What they discovered was not only interesting, it was more than a little surprising.
It turns out that the pursuit of office fantasy league glory comes at a steep price – paid for by employers and romantic partners.
For instance, participating in office fantasy sports costs companies $9,182 on average, per employee who participates in a fantasy sports league.
Other key findings include…
• Fantasy sports players in upper management positions on average waste more than $12k of their employer’s money annually – nearly 2x more than entry-level positions.
• More than 1 in 4 managers take an entire workday off to perfect their draft board; 4 in 10 leave work early for fantasy sports.
• Forty-eight percent of football fans and 54 percent of basketball fans were more excited about their fantasy team winning than they were about their real-life favorite team succeeding.
• Thirty-nine percent of managers and 27 percent of those in nonmanagement positions said they’ve left work early to attend a fantasy draft.
• Respondents admitted to spending upwards of half an hour on an average workday playing, researching, or discussing fantasy sports.
• Those in upper management positions wasting $9,797 worth of their employer’s money annually, on average.
• Entry-level employees and associates who played fantasy football on their boss’s dime cost companies $4,896 annually, on average.
• 17 percent of men and 27 percent of women preferred tracking the performances of their fantasy football or basketball teams over having sex.
• Fans also sacrificed family meals (30%) and plans with friends (27%) to focus on fantasy sports.
• More than 7 in 10 partners who shared a love of fantasy sports saw an improvement in their relationship during the season.
• Of those whose partners didn’t play with them, 73 percent said their relationship worsened during the fantasy season.

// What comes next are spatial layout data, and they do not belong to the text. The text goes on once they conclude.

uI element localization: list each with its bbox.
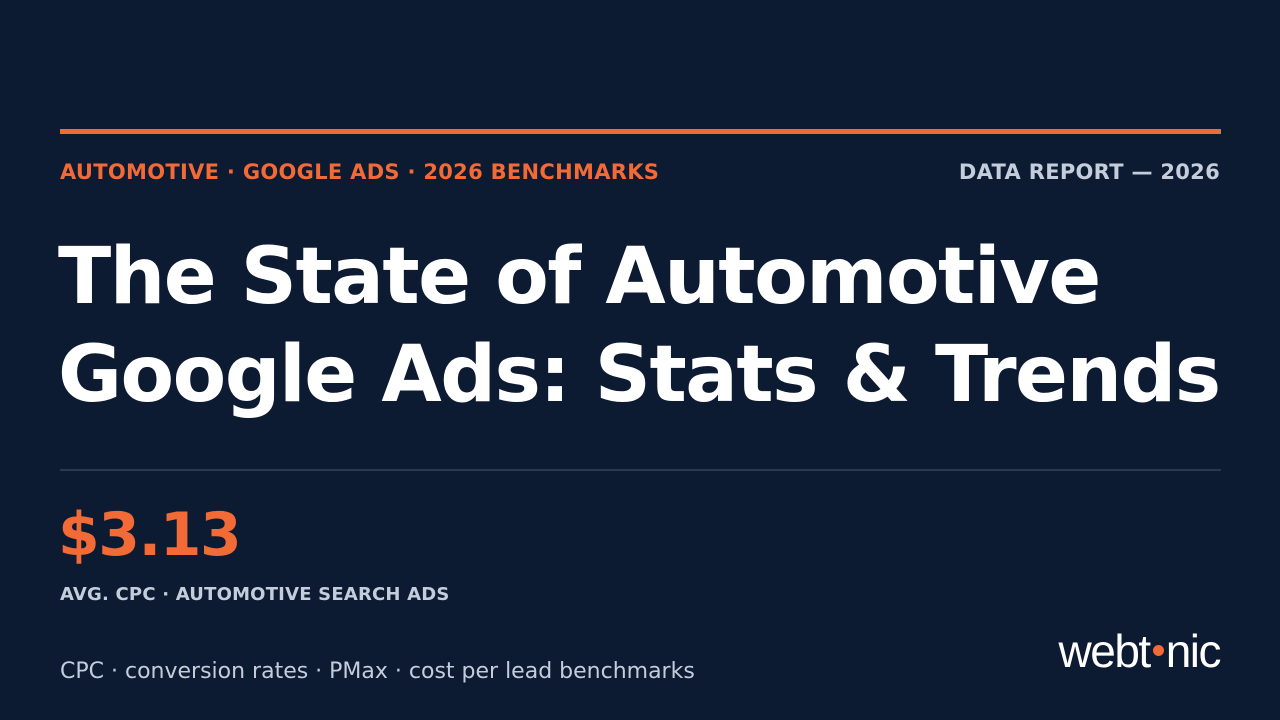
section-divider xyxy=(60,469,1221,471)
logo-text-start: webt xyxy=(1058,625,1152,677)
logo-dot-icon xyxy=(1152,645,1164,656)
title-line-1: The State of Automotive xyxy=(58,232,1101,322)
accent-divider xyxy=(60,129,1221,134)
footer-topics: CPC · conversion rates · PMax · cost per… xyxy=(60,659,695,684)
title-line-2: Google Ads: Stats & Trends xyxy=(58,330,1221,420)
report-tag: DATA REPORT — 2026 xyxy=(958,160,1220,184)
category-eyebrow: AUTOMOTIVE · GOOGLE ADS · 2026 BENCHMARK… xyxy=(60,160,660,184)
stat-value: $3.13 xyxy=(58,500,242,570)
stat-label: AVG. CPC · AUTOMOTIVE SEARCH ADS xyxy=(60,584,450,605)
page-title: The State of Automotive Google Ads: Stat… xyxy=(58,228,1228,424)
webtonic-logo: webt nic xyxy=(1059,624,1222,677)
logo-text-end: nic xyxy=(1165,625,1222,677)
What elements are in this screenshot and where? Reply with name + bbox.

• The average payout for a fantasy football victory was nearly $500 – and around $300 for basketball.
• 1 in 3 players receive no punishment or an informal reprimand, only 12 percent of fantasy sports participants receive a suspension, demotion, or pay dock for playing at work.
• Respondents who faced a punishment for placing last in their league admitted to dedicating a larger chunk of company time to fantasy success.